Sin embargo hay algo muy esencial que debe ser tomado en cuenta, tanto si se trata de un músico o de una persona que disfruta de asistir a los diferentes conciertos; esto lo he escuchado a lo largo de mi vida de voz de grandes músicos, y se refiere a: el corazón de un músico.
Tener un buen instrumento y una técnica adecuada es indispensable cuando se quiere ser un buen ejecutante y dichas características requieren tiempo y dedicación, no es algo que se aprenda en una sola clase o con la lectura de un libro de solfeo, pero eso no lo es todo, la manera en que se interpreta una pieza ante el público será un punto clave, pues cuántas veces no hemos escuchado presentaciones muy buenas de distintos instrumentos y sin embargo sentimos que algo faltó, eso es la pasión.

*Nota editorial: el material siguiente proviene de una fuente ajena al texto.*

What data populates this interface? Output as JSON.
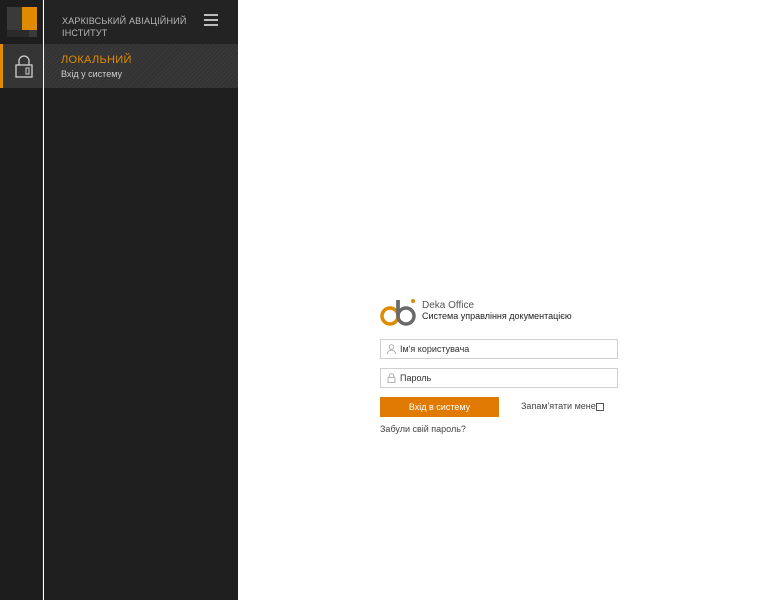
{
  "sidebar": {
    "org_name": "Харківський авіаційний інститут",
    "active_item": {
      "title": "ЛОКАЛЬНИЙ",
      "subtitle": "Вхід у систему"
    }
  },
  "login": {
    "brand_name": "Deka Office",
    "brand_subtitle": "Система управління документацією",
    "username_placeholder": "Ім'я користувача",
    "password_placeholder": "Пароль",
    "login_button": "Вхід в систему",
    "remember_label": "Запам'ятати мене",
    "remember_checked": false,
    "forgot_link": "Забули свій пароль?"
  },
  "colors": {
    "accent": "#e08a00",
    "button": "#e07a00",
    "sidebar_bg": "#1f1f1f"
  },
  "icons": {
    "rail_logo": "app-logo-icon",
    "rail_active": "lock-icon",
    "menu": "hamburger-menu-icon",
    "brand": "deka-logo-icon",
    "user": "user-icon",
    "password": "lock-icon"
  }
}
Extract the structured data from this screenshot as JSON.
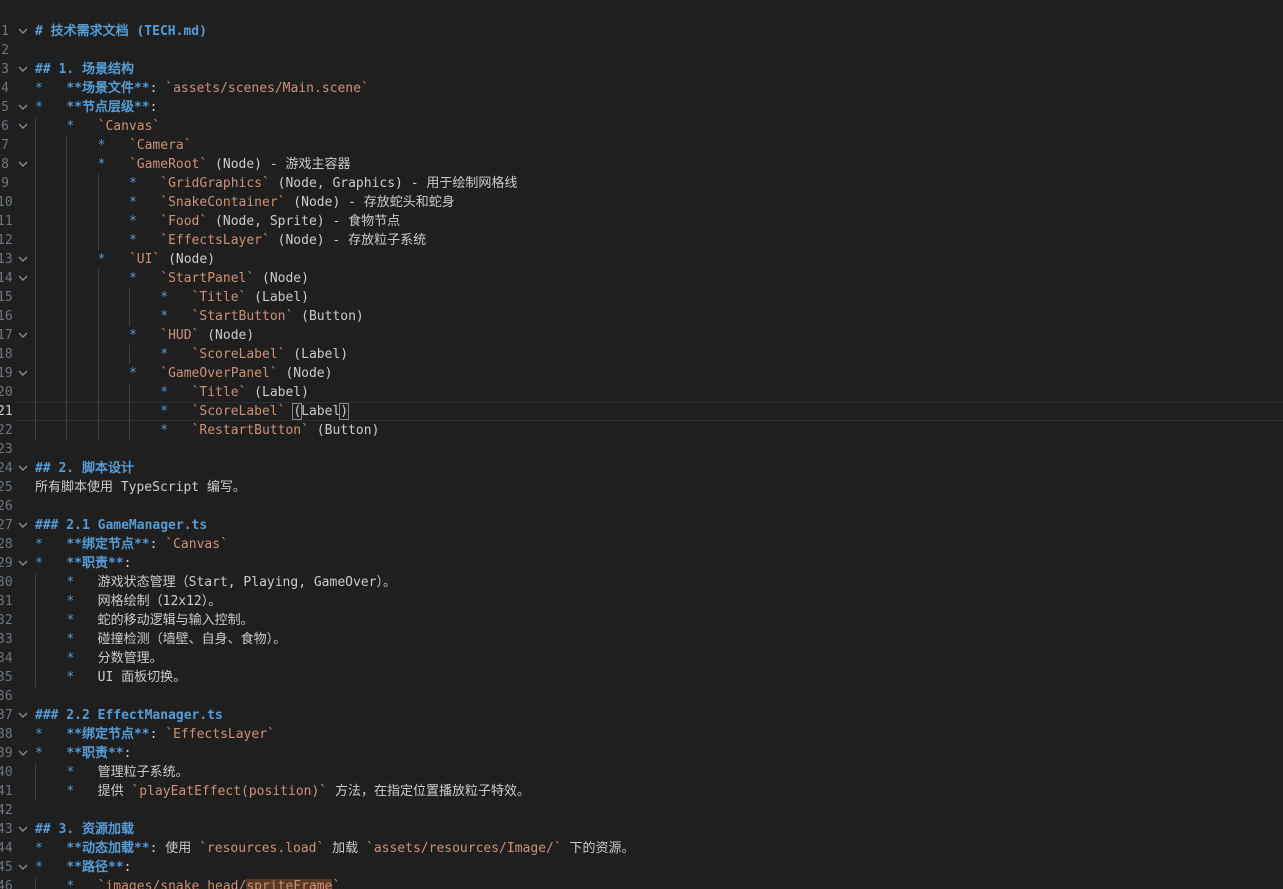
{
  "editor": {
    "lines": [
      {
        "n": "1",
        "current": false,
        "fold": true,
        "indent": 0,
        "tokens": [
          {
            "t": "h",
            "v": "# 技术需求文档 (TECH.md)"
          }
        ]
      },
      {
        "n": "2",
        "current": false,
        "fold": false,
        "indent": 0,
        "tokens": []
      },
      {
        "n": "3",
        "current": false,
        "fold": true,
        "indent": 0,
        "tokens": [
          {
            "t": "h",
            "v": "## 1. 场景结构"
          }
        ]
      },
      {
        "n": "4",
        "current": false,
        "fold": false,
        "indent": 0,
        "tokens": [
          {
            "t": "bullet",
            "v": "*   "
          },
          {
            "t": "b",
            "v": "**场景文件**"
          },
          {
            "t": "text",
            "v": ": "
          },
          {
            "t": "code",
            "v": "`assets/scenes/Main.scene`"
          }
        ]
      },
      {
        "n": "5",
        "current": false,
        "fold": true,
        "indent": 0,
        "tokens": [
          {
            "t": "bullet",
            "v": "*   "
          },
          {
            "t": "b",
            "v": "**节点层级**"
          },
          {
            "t": "text",
            "v": ":"
          }
        ]
      },
      {
        "n": "6",
        "current": false,
        "fold": true,
        "indent": 1,
        "tokens": [
          {
            "t": "bullet",
            "v": "*   "
          },
          {
            "t": "code",
            "v": "`Canvas`"
          }
        ]
      },
      {
        "n": "7",
        "current": false,
        "fold": false,
        "indent": 2,
        "tokens": [
          {
            "t": "bullet",
            "v": "*   "
          },
          {
            "t": "code",
            "v": "`Camera`"
          }
        ]
      },
      {
        "n": "8",
        "current": false,
        "fold": true,
        "indent": 2,
        "tokens": [
          {
            "t": "bullet",
            "v": "*   "
          },
          {
            "t": "code",
            "v": "`GameRoot`"
          },
          {
            "t": "text",
            "v": " (Node) - 游戏主容器"
          }
        ]
      },
      {
        "n": "9",
        "current": false,
        "fold": false,
        "indent": 3,
        "tokens": [
          {
            "t": "bullet",
            "v": "*   "
          },
          {
            "t": "code",
            "v": "`GridGraphics`"
          },
          {
            "t": "text",
            "v": " (Node, Graphics) - 用于绘制网格线"
          }
        ]
      },
      {
        "n": "10",
        "current": false,
        "fold": false,
        "indent": 3,
        "tokens": [
          {
            "t": "bullet",
            "v": "*   "
          },
          {
            "t": "code",
            "v": "`SnakeContainer`"
          },
          {
            "t": "text",
            "v": " (Node) - 存放蛇头和蛇身"
          }
        ]
      },
      {
        "n": "11",
        "current": false,
        "fold": false,
        "indent": 3,
        "tokens": [
          {
            "t": "bullet",
            "v": "*   "
          },
          {
            "t": "code",
            "v": "`Food`"
          },
          {
            "t": "text",
            "v": " (Node, Sprite) - 食物节点"
          }
        ]
      },
      {
        "n": "12",
        "current": false,
        "fold": false,
        "indent": 3,
        "tokens": [
          {
            "t": "bullet",
            "v": "*   "
          },
          {
            "t": "code",
            "v": "`EffectsLayer`"
          },
          {
            "t": "text",
            "v": " (Node) - 存放粒子系统"
          }
        ]
      },
      {
        "n": "13",
        "current": false,
        "fold": true,
        "indent": 2,
        "tokens": [
          {
            "t": "bullet",
            "v": "*   "
          },
          {
            "t": "code",
            "v": "`UI`"
          },
          {
            "t": "text",
            "v": " (Node)"
          }
        ]
      },
      {
        "n": "14",
        "current": false,
        "fold": true,
        "indent": 3,
        "tokens": [
          {
            "t": "bullet",
            "v": "*   "
          },
          {
            "t": "code",
            "v": "`StartPanel`"
          },
          {
            "t": "text",
            "v": " (Node)"
          }
        ]
      },
      {
        "n": "15",
        "current": false,
        "fold": false,
        "indent": 4,
        "tokens": [
          {
            "t": "bullet",
            "v": "*   "
          },
          {
            "t": "code",
            "v": "`Title`"
          },
          {
            "t": "text",
            "v": " (Label)"
          }
        ]
      },
      {
        "n": "16",
        "current": false,
        "fold": false,
        "indent": 4,
        "tokens": [
          {
            "t": "bullet",
            "v": "*   "
          },
          {
            "t": "code",
            "v": "`StartButton`"
          },
          {
            "t": "text",
            "v": " (Button)"
          }
        ]
      },
      {
        "n": "17",
        "current": false,
        "fold": true,
        "indent": 3,
        "tokens": [
          {
            "t": "bullet",
            "v": "*   "
          },
          {
            "t": "code",
            "v": "`HUD`"
          },
          {
            "t": "text",
            "v": " (Node)"
          }
        ]
      },
      {
        "n": "18",
        "current": false,
        "fold": false,
        "indent": 4,
        "tokens": [
          {
            "t": "bullet",
            "v": "*   "
          },
          {
            "t": "code",
            "v": "`ScoreLabel`"
          },
          {
            "t": "text",
            "v": " (Label)"
          }
        ]
      },
      {
        "n": "19",
        "current": false,
        "fold": true,
        "indent": 3,
        "tokens": [
          {
            "t": "bullet",
            "v": "*   "
          },
          {
            "t": "code",
            "v": "`GameOverPanel`"
          },
          {
            "t": "text",
            "v": " (Node)"
          }
        ]
      },
      {
        "n": "20",
        "current": false,
        "fold": false,
        "indent": 4,
        "tokens": [
          {
            "t": "bullet",
            "v": "*   "
          },
          {
            "t": "code",
            "v": "`Title`"
          },
          {
            "t": "text",
            "v": " (Label)"
          }
        ]
      },
      {
        "n": "21",
        "current": true,
        "fold": false,
        "indent": 4,
        "tokens": [
          {
            "t": "bullet",
            "v": "*   "
          },
          {
            "t": "code",
            "v": "`ScoreLabel`"
          },
          {
            "t": "text",
            "v": " "
          },
          {
            "t": "bracket",
            "v": "("
          },
          {
            "t": "text",
            "v": "Label"
          },
          {
            "t": "bracket",
            "v": ")"
          }
        ]
      },
      {
        "n": "22",
        "current": false,
        "fold": false,
        "indent": 4,
        "tokens": [
          {
            "t": "bullet",
            "v": "*   "
          },
          {
            "t": "code",
            "v": "`RestartButton`"
          },
          {
            "t": "text",
            "v": " (Button)"
          }
        ]
      },
      {
        "n": "23",
        "current": false,
        "fold": false,
        "indent": 0,
        "tokens": []
      },
      {
        "n": "24",
        "current": false,
        "fold": true,
        "indent": 0,
        "tokens": [
          {
            "t": "h",
            "v": "## 2. 脚本设计"
          }
        ]
      },
      {
        "n": "25",
        "current": false,
        "fold": false,
        "indent": 0,
        "tokens": [
          {
            "t": "text",
            "v": "所有脚本使用 TypeScript 编写。"
          }
        ]
      },
      {
        "n": "26",
        "current": false,
        "fold": false,
        "indent": 0,
        "tokens": []
      },
      {
        "n": "27",
        "current": false,
        "fold": true,
        "indent": 0,
        "tokens": [
          {
            "t": "h",
            "v": "### 2.1 GameManager.ts"
          }
        ]
      },
      {
        "n": "28",
        "current": false,
        "fold": false,
        "indent": 0,
        "tokens": [
          {
            "t": "bullet",
            "v": "*   "
          },
          {
            "t": "b",
            "v": "**绑定节点**"
          },
          {
            "t": "text",
            "v": ": "
          },
          {
            "t": "code",
            "v": "`Canvas`"
          }
        ]
      },
      {
        "n": "29",
        "current": false,
        "fold": true,
        "indent": 0,
        "tokens": [
          {
            "t": "bullet",
            "v": "*   "
          },
          {
            "t": "b",
            "v": "**职责**"
          },
          {
            "t": "text",
            "v": ":"
          }
        ]
      },
      {
        "n": "30",
        "current": false,
        "fold": false,
        "indent": 1,
        "tokens": [
          {
            "t": "bullet",
            "v": "*   "
          },
          {
            "t": "text",
            "v": "游戏状态管理（Start, Playing, GameOver）。"
          }
        ]
      },
      {
        "n": "31",
        "current": false,
        "fold": false,
        "indent": 1,
        "tokens": [
          {
            "t": "bullet",
            "v": "*   "
          },
          {
            "t": "text",
            "v": "网格绘制（12x12）。"
          }
        ]
      },
      {
        "n": "32",
        "current": false,
        "fold": false,
        "indent": 1,
        "tokens": [
          {
            "t": "bullet",
            "v": "*   "
          },
          {
            "t": "text",
            "v": "蛇的移动逻辑与输入控制。"
          }
        ]
      },
      {
        "n": "33",
        "current": false,
        "fold": false,
        "indent": 1,
        "tokens": [
          {
            "t": "bullet",
            "v": "*   "
          },
          {
            "t": "text",
            "v": "碰撞检测（墙壁、自身、食物）。"
          }
        ]
      },
      {
        "n": "34",
        "current": false,
        "fold": false,
        "indent": 1,
        "tokens": [
          {
            "t": "bullet",
            "v": "*   "
          },
          {
            "t": "text",
            "v": "分数管理。"
          }
        ]
      },
      {
        "n": "35",
        "current": false,
        "fold": false,
        "indent": 1,
        "tokens": [
          {
            "t": "bullet",
            "v": "*   "
          },
          {
            "t": "text",
            "v": "UI 面板切换。"
          }
        ]
      },
      {
        "n": "36",
        "current": false,
        "fold": false,
        "indent": 0,
        "tokens": []
      },
      {
        "n": "37",
        "current": false,
        "fold": true,
        "indent": 0,
        "tokens": [
          {
            "t": "h",
            "v": "### 2.2 EffectManager.ts"
          }
        ]
      },
      {
        "n": "38",
        "current": false,
        "fold": false,
        "indent": 0,
        "tokens": [
          {
            "t": "bullet",
            "v": "*   "
          },
          {
            "t": "b",
            "v": "**绑定节点**"
          },
          {
            "t": "text",
            "v": ": "
          },
          {
            "t": "code",
            "v": "`EffectsLayer`"
          }
        ]
      },
      {
        "n": "39",
        "current": false,
        "fold": true,
        "indent": 0,
        "tokens": [
          {
            "t": "bullet",
            "v": "*   "
          },
          {
            "t": "b",
            "v": "**职责**"
          },
          {
            "t": "text",
            "v": ":"
          }
        ]
      },
      {
        "n": "40",
        "current": false,
        "fold": false,
        "indent": 1,
        "tokens": [
          {
            "t": "bullet",
            "v": "*   "
          },
          {
            "t": "text",
            "v": "管理粒子系统。"
          }
        ]
      },
      {
        "n": "41",
        "current": false,
        "fold": false,
        "indent": 1,
        "tokens": [
          {
            "t": "bullet",
            "v": "*   "
          },
          {
            "t": "text",
            "v": "提供 "
          },
          {
            "t": "code",
            "v": "`playEatEffect(position)`"
          },
          {
            "t": "text",
            "v": " 方法，在指定位置播放粒子特效。"
          }
        ]
      },
      {
        "n": "42",
        "current": false,
        "fold": false,
        "indent": 0,
        "tokens": []
      },
      {
        "n": "43",
        "current": false,
        "fold": true,
        "indent": 0,
        "tokens": [
          {
            "t": "h",
            "v": "## 3. 资源加载"
          }
        ]
      },
      {
        "n": "44",
        "current": false,
        "fold": false,
        "indent": 0,
        "tokens": [
          {
            "t": "bullet",
            "v": "*   "
          },
          {
            "t": "b",
            "v": "**动态加载**"
          },
          {
            "t": "text",
            "v": ": 使用 "
          },
          {
            "t": "code",
            "v": "`resources.load`"
          },
          {
            "t": "text",
            "v": " 加载 "
          },
          {
            "t": "code",
            "v": "`assets/resources/Image/`"
          },
          {
            "t": "text",
            "v": " 下的资源。"
          }
        ]
      },
      {
        "n": "45",
        "current": false,
        "fold": true,
        "indent": 0,
        "tokens": [
          {
            "t": "bullet",
            "v": "*   "
          },
          {
            "t": "b",
            "v": "**路径**"
          },
          {
            "t": "text",
            "v": ":"
          }
        ]
      },
      {
        "n": "46",
        "current": false,
        "fold": false,
        "indent": 1,
        "tokens": [
          {
            "t": "bullet",
            "v": "*   "
          },
          {
            "t": "code",
            "v": "`images/snake_head/"
          },
          {
            "t": "hl",
            "v": "spriteFrame"
          },
          {
            "t": "code",
            "v": "`"
          }
        ]
      }
    ]
  }
}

Las buenas canciones han sido escritas y compuestas a lo largo de los años por personas muy talentosas, que en su momento expresaron un sentimiento o una historia en cada nota, pero de un sinfín de instrumentistas que las han tocado, son pocos aquellos que de verdad logran erizar la piel de quien los oye, y un número más pequeño es el de los concertistas que tienen el privilegio de ser aplaudidos por el mismo autor de la obra.
Parte de la educación musical debe ser entonces alentar a los aprendices a conectarse con su instrumento, y equilibrar ambas partes de ellos, la primera para saber todo lo técnico en cuanto a la ejecución de su instrumento, y la segunda para vincularse a la canción que está interpretando, pues no es lo mismo tocar el "Huapango No 2" de Moncayo que "México lindo y querido" de Chucho Monge ya que cada uno dejó una esencia impregnada en la obra y solo los que entiendan el significado de la misma podrán llevarla a cabo de forma correcta.